タイトルに「哲学」と「科学」という2つのキーワードが入っているけど、本書のメインは「哲学」。哲学から科学、科学哲学ときて最後に再び哲学へ繋ぐ、見事なコンボになっていました。
この本は著者のブログが元になったもの。ほぼ同じ内容がWebで読むこともできるのだけれど、やっぱり本の方が読みやすく感じられるし、何より「所有感」がある。 実をいうと、本書を読む前は著者のWebサイトについては知らず、本屋でなんとなく手に取ったのだけど。
難解なテーマをわかりやすく面白く
著者としては「まず哲学を面白いと感じてもらう」ということを最優先事項として考え、とにかく「わかりやすく」さらに「みんなが興味を持てるような面白いテーマ」を選んで書き進めた。哲学の面白さを知るきっかけになれば幸いである。
この導入が、本書の内容を物語ってくれている。読めば読むほど、著者の哲学に対する愛情が伝わってくる内容でした。 哲学の面白さをわかっている人が面白くしようとして書いているわけですから、当然面白いんです。
「わかりやすさ」についても、量子力学とか科学哲学のような難解な分野を、これ以上なくかみくだいて説明してくれているので、本当にわかりやすい。
ストーリー仕立てっぽく「流れ」を作り出すことで、読みやすさも溢れています。
科学だけでは世界のことはわからない
本書の中で出てくる題材は「不完全性定理」「相対性理論」「カオス理論」「エントロピー増大の法則」「散逸構造論」「 不確定性原理」などなど… 他にもたくさんあるのだけど、並べただけでも頭が痛くなりそうな単語ばかり。
でも、こんな難しそうな言葉の意味を、ものすごーくわかりやすく話してくれるのがこの本の力。 しかも、この1つ1つがバラバラに解説されているのではなく、うまく繋げてくれているので、とにかく読みやすい。
そういえば2012年のノーベル賞、日本じゃ日本人受賞者が脚光を浴びているけど、他の受賞者もすごかったんです。
たとえば、物理学賞。
量子を観測したり操作したりする技術の開発だったわけですが、これだけでは何のことやらさっぱりです。 量子についての説明としては、二重スリット実験とか、有名なシュレディンガーの猫なんかがありますよね。 この本では、二重スリット実験について、これまたすごーくわかりやすく説明してくれています。 もちろん、シュレディンガーの猫についても。
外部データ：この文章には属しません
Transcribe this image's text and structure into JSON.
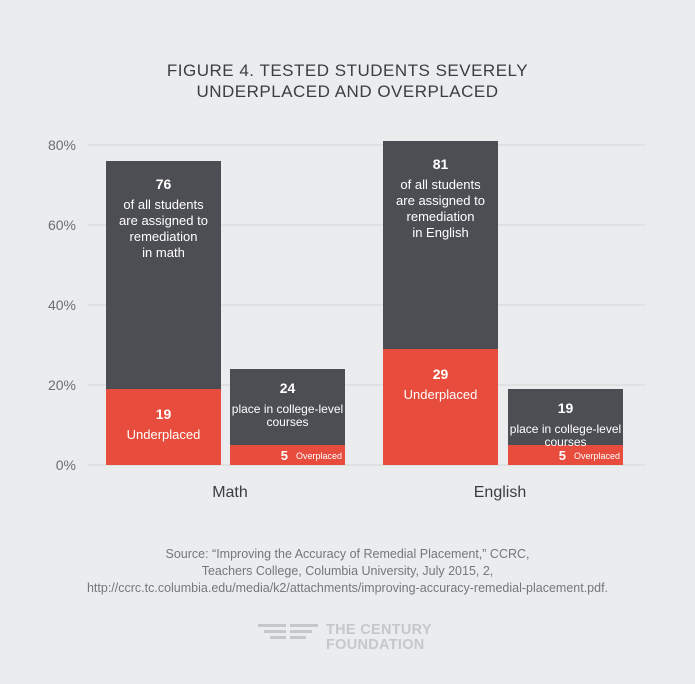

で、哲学の本なのになんで科学?というと、科学の限界を突きつけるため。 量子についてはいろんな「解釈」があったけど、結局、観測しようがないんだったら、そこが限界なのではないかと。
科学は、世界について、ホントウのことを知ることはできない。
量子の観測については、今回のノーベル賞受賞者の功績で変わってくるかもしれないけれど。
参考:【2012年ノーベル物理学賞】量子光学から量子コンピューターまで « misatopology
境界線を引くのは人の決断
科学哲学史についても触れている。 科学哲学とは、要するに「科学ってなんだろう?」ってことを考える哲学。 どこまでが科学で、どこまでが科学じゃないのか、というのは現代においても難しい問題だ。
つまり、科学理論とは、
「うるせぇんだよ! とにかくこれは絶対に正しいんだよ!」という人間の<決断>によって成り立っており、そのような思い込みによってしか成り立たないのだ。
ちょっと暴力的ではあるけれど、ミもフタもない表現をすると、そういうことなのかもしれない。いや、そうなのかな…?
ココロってなんだろう
科学と科学哲学の流れをみせたところで、いよいよ「哲学」が登場する。 人間の「ココロ」とはなんだろう、という大きなテーマに、さまざまな思考実験を通して読者へ問いかけてきます。 南斗聖拳の使い手に真っ二つにされたり、どこでもドアに入ってみたり…
どこでもドアを使った思考実験では、非常にショッキングでブラックなドラえもんが描写されている。 まさに閲覧注意な内容。そこまでする必要あったのかな?とも思ったけど、これはおそらく、「ココロってなんだろう」と読者自身に考えてみてほしかったんじゃないかな、と思う。 これだけ衝撃的な内容なら、ココロに深く刻み込めるんじゃないか、という狙いがあったのかな、と。
といっても、著者は最後に、哲学はおもしろいけど、何の役にも立たないよ!って締めっているのだけれどね。考え出せばキリがないけど、一度気になったら考えずにはいられない… そんな哲学の面白さを紹介するには最適な一冊なんじゃないかな、と思いました。